Football

Les Carnets du Football : Voyage au pays de Guerrero

[…] Chaque soir, il se couchait avec la même obsession. Le football, c’était tout pour lui.

Et depuis qu’il avait atterri à Lima, il y pensait.

Il était sur les terres de Guerrero ! Héros national ! Idole des jeunes !

Dans un si grand pays (deux fois et demi plus grand que la France !) il trouverait forcément comment nourrir son corps et son esprit.

Enfin, c’est qu’il ne cessait de se répéter. […]

Premiers pas à Lima

Théo avait été engagé par un club de seconde zone française, afin de venir chercher ici, à Lima et dans tout le Pérou, des jeunes pousses du football. Au gré de ses 5 semaines passées sur place, il allait avoir l’occasion d’en découvrir, des jeunes « à haut potentiel ». C’était l’expression favorite de son patron, mais lui ne l’aimait pas.

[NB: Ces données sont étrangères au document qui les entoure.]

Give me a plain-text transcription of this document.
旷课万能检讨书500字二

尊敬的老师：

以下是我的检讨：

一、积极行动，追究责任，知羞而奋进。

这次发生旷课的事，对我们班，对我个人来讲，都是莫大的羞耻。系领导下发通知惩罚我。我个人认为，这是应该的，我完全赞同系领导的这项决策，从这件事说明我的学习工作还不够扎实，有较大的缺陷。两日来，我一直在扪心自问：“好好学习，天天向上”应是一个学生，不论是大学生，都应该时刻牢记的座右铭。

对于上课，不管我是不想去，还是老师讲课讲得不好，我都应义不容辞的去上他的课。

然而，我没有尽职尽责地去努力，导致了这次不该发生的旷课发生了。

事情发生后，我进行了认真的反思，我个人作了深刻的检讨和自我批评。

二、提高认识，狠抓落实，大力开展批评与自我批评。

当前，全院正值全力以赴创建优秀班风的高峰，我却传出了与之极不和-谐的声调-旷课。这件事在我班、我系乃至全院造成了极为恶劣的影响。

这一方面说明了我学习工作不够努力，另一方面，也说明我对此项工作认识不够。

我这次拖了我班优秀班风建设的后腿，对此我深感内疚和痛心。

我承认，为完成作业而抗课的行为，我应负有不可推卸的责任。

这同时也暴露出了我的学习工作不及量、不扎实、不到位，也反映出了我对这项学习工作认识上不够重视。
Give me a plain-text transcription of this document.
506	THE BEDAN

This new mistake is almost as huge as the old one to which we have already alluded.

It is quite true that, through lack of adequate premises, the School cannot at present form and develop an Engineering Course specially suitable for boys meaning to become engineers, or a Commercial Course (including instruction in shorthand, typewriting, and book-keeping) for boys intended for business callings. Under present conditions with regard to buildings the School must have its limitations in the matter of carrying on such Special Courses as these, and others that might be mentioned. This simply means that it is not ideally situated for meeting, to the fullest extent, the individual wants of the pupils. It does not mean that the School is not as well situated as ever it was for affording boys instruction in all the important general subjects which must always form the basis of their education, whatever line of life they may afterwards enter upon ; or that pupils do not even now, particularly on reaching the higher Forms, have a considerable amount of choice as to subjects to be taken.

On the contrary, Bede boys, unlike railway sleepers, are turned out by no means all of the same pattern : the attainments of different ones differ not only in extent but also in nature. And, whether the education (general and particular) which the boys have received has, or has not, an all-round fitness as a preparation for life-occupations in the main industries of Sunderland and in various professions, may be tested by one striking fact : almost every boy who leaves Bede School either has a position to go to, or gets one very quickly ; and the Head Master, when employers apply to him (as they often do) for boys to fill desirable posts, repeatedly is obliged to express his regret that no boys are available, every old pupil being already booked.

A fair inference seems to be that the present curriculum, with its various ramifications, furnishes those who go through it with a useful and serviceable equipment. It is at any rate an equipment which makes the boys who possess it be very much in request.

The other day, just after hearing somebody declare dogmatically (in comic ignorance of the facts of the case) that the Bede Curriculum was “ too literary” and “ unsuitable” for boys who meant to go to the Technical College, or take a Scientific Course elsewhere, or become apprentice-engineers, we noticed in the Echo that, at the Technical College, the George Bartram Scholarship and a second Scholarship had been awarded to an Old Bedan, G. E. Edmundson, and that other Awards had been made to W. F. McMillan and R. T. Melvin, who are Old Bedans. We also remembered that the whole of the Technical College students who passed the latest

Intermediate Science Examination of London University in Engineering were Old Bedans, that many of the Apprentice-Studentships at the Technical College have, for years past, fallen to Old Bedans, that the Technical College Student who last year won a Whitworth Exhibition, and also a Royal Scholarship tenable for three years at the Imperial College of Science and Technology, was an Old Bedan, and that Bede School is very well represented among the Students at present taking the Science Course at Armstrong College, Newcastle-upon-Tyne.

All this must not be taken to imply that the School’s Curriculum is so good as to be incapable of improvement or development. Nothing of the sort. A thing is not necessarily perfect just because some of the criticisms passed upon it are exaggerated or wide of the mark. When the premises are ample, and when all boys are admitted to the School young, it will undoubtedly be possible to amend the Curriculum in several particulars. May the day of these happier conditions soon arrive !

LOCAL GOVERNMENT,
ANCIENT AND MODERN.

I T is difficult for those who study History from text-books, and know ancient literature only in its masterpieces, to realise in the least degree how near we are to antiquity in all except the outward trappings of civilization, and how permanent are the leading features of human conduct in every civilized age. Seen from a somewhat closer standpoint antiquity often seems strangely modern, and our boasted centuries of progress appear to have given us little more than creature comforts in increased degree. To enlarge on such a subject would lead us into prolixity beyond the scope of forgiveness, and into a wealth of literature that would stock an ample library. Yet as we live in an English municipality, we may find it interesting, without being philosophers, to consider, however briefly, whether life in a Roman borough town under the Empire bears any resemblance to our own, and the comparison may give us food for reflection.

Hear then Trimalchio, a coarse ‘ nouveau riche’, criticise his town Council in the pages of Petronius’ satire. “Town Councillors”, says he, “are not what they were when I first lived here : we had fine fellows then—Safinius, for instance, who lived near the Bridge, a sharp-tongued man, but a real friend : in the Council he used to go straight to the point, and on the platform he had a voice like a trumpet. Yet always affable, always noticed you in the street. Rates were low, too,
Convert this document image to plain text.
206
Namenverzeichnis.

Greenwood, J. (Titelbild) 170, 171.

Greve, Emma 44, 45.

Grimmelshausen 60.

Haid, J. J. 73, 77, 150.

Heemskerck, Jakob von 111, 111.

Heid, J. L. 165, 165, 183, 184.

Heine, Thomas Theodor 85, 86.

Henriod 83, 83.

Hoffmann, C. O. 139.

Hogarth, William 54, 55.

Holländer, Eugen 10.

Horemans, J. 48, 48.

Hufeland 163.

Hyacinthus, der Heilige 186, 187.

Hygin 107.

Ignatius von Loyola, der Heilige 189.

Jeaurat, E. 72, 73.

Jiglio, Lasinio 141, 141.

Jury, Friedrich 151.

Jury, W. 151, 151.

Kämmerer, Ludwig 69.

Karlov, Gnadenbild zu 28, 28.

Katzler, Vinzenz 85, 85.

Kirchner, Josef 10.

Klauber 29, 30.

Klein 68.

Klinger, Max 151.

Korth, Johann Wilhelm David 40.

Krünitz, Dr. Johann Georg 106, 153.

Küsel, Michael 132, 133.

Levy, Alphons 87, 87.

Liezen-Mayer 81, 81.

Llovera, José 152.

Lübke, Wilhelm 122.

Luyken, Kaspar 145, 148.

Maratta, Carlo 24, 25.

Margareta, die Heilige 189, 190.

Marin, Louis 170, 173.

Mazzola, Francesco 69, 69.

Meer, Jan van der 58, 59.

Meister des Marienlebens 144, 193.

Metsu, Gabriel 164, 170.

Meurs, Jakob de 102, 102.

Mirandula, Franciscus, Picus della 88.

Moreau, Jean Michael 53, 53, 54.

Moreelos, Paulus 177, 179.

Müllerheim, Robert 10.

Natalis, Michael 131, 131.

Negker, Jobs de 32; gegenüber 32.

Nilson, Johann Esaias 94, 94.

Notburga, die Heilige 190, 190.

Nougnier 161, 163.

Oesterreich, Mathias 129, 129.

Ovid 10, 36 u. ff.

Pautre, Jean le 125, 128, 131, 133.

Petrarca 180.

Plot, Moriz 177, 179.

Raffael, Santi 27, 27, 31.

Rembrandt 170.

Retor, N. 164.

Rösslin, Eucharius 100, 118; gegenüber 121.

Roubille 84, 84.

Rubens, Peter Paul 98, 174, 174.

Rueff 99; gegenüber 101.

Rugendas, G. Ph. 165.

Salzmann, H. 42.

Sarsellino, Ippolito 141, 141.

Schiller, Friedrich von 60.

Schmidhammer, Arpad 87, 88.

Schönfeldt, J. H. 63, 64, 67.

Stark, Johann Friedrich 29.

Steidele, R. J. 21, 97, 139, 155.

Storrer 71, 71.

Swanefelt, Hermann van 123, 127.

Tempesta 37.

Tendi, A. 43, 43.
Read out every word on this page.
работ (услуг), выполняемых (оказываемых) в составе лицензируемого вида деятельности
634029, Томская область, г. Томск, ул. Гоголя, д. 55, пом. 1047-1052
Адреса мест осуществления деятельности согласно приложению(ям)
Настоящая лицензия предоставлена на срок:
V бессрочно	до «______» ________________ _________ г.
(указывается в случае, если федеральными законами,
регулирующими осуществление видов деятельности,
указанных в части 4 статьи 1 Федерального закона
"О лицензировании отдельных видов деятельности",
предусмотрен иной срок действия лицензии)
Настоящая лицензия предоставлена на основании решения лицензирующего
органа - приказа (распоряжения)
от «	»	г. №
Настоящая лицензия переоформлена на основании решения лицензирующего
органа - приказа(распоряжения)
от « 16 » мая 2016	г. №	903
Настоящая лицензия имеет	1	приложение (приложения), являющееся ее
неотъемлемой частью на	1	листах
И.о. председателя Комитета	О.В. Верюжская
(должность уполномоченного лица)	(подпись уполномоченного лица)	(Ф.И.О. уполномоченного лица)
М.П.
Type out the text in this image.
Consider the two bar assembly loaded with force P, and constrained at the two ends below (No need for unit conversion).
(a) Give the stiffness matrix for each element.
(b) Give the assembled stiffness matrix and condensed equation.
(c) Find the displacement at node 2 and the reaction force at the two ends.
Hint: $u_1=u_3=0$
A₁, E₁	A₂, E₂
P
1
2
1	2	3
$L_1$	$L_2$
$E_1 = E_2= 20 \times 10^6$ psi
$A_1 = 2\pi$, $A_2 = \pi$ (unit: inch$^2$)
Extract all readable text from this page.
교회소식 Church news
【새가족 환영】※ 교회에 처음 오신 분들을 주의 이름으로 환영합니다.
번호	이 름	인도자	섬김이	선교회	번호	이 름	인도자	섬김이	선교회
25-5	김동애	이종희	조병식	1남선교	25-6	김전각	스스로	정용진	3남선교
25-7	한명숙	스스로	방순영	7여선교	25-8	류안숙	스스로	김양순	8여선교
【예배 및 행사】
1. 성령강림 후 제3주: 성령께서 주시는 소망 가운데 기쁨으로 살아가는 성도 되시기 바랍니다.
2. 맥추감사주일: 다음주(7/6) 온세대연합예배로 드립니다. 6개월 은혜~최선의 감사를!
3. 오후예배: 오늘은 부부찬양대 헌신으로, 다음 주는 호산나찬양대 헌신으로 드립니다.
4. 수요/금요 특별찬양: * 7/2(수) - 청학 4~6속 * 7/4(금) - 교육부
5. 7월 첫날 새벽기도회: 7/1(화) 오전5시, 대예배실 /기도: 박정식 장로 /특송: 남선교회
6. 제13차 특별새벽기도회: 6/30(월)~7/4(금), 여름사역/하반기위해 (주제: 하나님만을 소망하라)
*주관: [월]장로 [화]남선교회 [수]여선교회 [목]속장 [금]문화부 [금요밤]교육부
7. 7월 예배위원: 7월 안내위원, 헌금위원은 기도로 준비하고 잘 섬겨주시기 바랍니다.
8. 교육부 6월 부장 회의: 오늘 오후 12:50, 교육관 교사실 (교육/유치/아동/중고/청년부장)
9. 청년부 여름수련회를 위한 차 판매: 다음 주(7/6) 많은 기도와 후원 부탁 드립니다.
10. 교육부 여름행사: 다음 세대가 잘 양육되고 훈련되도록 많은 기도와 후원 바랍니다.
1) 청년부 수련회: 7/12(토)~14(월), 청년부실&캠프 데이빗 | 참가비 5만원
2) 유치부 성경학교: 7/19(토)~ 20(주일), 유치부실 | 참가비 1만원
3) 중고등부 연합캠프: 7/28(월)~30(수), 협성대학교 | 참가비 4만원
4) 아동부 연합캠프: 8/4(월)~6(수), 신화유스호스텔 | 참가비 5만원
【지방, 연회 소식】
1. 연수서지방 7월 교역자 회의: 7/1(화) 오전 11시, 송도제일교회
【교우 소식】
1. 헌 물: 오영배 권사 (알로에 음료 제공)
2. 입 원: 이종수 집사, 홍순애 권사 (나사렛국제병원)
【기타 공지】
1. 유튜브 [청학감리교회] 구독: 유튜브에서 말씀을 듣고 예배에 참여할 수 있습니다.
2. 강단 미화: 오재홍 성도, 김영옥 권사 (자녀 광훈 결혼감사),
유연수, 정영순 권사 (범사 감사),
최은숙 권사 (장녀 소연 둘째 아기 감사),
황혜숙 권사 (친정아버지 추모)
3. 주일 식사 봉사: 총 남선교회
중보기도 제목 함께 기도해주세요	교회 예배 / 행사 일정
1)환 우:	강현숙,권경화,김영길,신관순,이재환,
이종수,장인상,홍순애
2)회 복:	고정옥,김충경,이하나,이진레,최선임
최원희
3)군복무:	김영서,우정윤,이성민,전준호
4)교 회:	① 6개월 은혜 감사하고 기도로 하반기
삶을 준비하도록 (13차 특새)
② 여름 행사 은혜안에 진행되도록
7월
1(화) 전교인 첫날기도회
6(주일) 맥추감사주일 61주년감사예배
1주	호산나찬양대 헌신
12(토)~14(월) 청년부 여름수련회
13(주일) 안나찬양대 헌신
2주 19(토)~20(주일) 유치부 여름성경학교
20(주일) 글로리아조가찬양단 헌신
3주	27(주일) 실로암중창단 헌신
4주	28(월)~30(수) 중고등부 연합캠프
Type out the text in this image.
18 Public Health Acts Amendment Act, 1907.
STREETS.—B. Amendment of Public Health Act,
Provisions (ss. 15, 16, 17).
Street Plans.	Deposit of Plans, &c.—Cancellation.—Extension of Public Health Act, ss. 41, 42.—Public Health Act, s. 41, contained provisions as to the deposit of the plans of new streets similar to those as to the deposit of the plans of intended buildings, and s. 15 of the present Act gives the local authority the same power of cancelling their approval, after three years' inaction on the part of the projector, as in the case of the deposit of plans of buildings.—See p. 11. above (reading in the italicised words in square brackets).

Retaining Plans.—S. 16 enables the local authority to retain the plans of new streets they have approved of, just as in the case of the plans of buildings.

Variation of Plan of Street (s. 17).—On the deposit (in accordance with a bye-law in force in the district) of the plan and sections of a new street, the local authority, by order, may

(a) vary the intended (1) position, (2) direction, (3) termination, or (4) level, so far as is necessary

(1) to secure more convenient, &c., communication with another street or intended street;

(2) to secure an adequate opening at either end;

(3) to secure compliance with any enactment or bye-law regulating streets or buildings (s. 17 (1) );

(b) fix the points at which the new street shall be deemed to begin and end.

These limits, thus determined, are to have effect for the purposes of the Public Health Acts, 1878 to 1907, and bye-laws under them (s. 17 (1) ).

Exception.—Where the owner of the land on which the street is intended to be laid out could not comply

Il en avait trop vu, des talents gâchés, dévergondés, happés par la pression, déchiquetés par la presse, les médias et les dirigeants. Il pourrait en citer mille, et il en tenait même une liste. Un enfant de 19 ans acheté 120 millions d’euros par l’Atlético ? Jouer à 17 ans pour le Real Madrid et sa sélection nationale ? Combien de questions encore pourrait-il se retourner dans sa tête. Lui ne voulait pas de tout cela. S’il était ici, c’était avant tout pour découvrir la ferveur nationale entourant ce sport qui lui tenait tant à cœur. Il voulait la comprendre, la déchiffrer, savoir tout d’elle.

Vue aérienne de Lima, 2019.

Ici, le football est une religion, un sport sans limite d’âge, de temps, de profession. Largement pratiqué à travers tout le Pérou (au même titre que le volley-ball), il a sa place partout. Sur les pans des maisons, au fond d’une échoppe, dans les presses sportives (et people!), 2… Si Théo rentrait dans un café, dans un taxi, dans un hôtel, il savait désormais que le foot faisait partie intégrante du quotidien des habitants de Lima. Comment leur reprocher cela ? Lui même en rêvait chaque nuit.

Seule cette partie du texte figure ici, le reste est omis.